Jason Gorber - LOWLIFE Things are changing at many festivals, and with TIFF's 20% reduction of selections and disbandment of the Vanguard section it means even more selections of higher quality can make their way to Fantasia, even added during the fest. Excellent works, from Ghost Story to Cannes films like Miike's Blade of the Immortal and the Safdie's sublime Good Time (with Robert Pattinson driving the locals wide) are all world class films deserving of mention. Yet in terms of a film that's purely a Fantasia product look to Lowlife, Ryan Prows' kinetic ode to Tarantino and Lucha Libre. It may not be a perfect film, but the fact that it was passed on by every other major fest is a bit of a miracle, making for arguably the best film to ever have its world premiere at Fantasia. Raw, raucous and ribald, the film may be average seen on a screener on your laptop but made for one of the fest's most energizing, purely entertaining screenings.
Izzy Lee - THE ENDLESS & 68 KILL (tie): The Endless is an effective, meditation on sibling alliance, love, and inclusion with splashes of dark comedy and cosmic horror. But 68 Kill could not be different. Trent Haaga's adaptation of the book by Bryan Smith is as ridiculous as it is fun. Action packed and full of blood, it's an absolute thrill ride with delusional characters out to steal $68,000.
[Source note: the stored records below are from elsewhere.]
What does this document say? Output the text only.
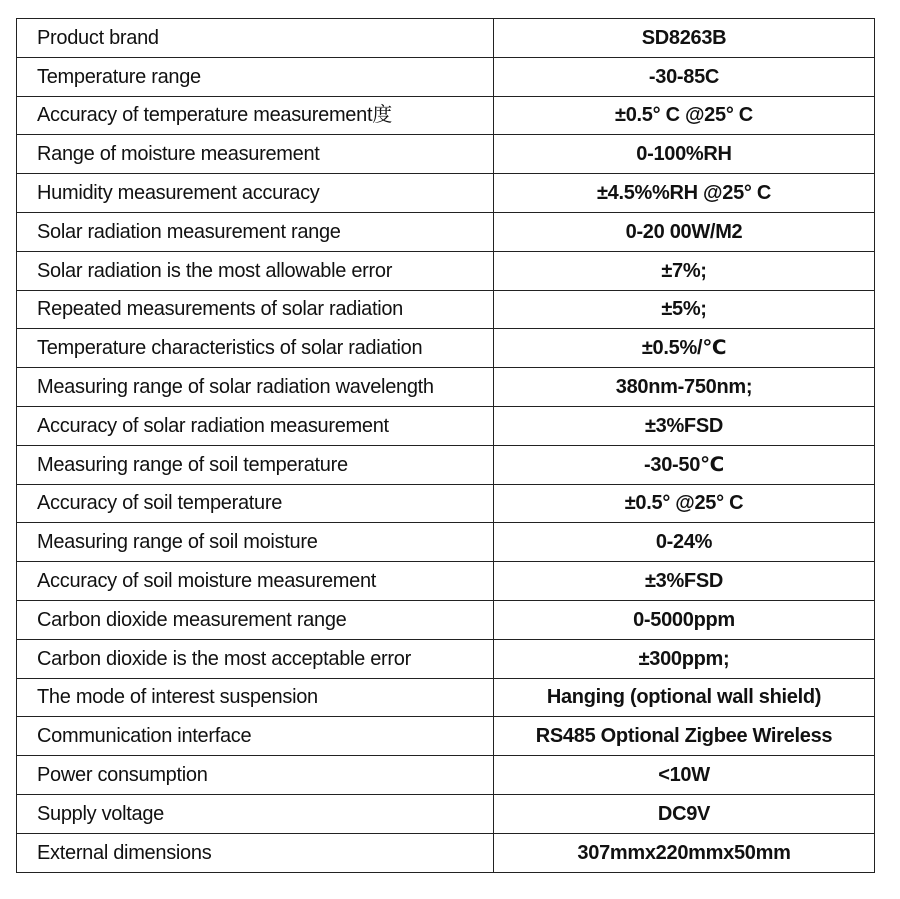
Product brand	SD8263B
Temperature range	-30-85C
Accuracy of temperature measurement度	±0.5° C @25° C
Range of moisture measurement	0-100%RH
Humidity measurement accuracy	±4.5%%RH @25° C
Solar radiation measurement range	0-20 00W/M2
Solar radiation is the most allowable error	±7%;
Repeated measurements of solar radiation	±5%;
Temperature characteristics of solar radiation	±0.5%/℃
Measuring range of solar radiation wavelength	380nm-750nm;
Accuracy of solar radiation measurement	±3%FSD
Measuring range of soil temperature	-30-50℃
Accuracy of soil temperature	±0.5° @25° C
Measuring range of soil moisture	0-24%
Accuracy of soil moisture measurement	±3%FSD
Carbon dioxide measurement range	0-5000ppm
Carbon dioxide is the most acceptable error	±300ppm;
The mode of interest suspension	Hanging (optional wall shield)
Communication interface	RS485 Optional Zigbee Wireless
Power consumption	<10W
Supply voltage	DC9V
External dimensions	307mmx220mmx50mm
Andrew Mack - JAILBREAK Jimmy Henderson has accomplished what so few directors have done in the action genre: capture action while being active with the camera. A lot of action films go either way. Inactive camera, hopefully pulled back far enough so the action plays in front of us the audience. Or, get that camera so close to the action - often too close - so that you are supposed to feel like you are a part of it. The former is fine. The latter is bullshit. If you want to feel like you are a part of the action go join a dojo. Keep the camera back. Let the martial artists show you their art. Don’t take away from their hard work and talents by getting all up in their grills and ruining their work and the work of their choreographers. I prefer the former but if you can clearly show me all the action on screen and still enhance it with camera motion? Well then, I’ll start naming children after you. Not mine. But someone else’s. Now I roam my neighbourhood naming children Jimmy and seeing to whom it sticks.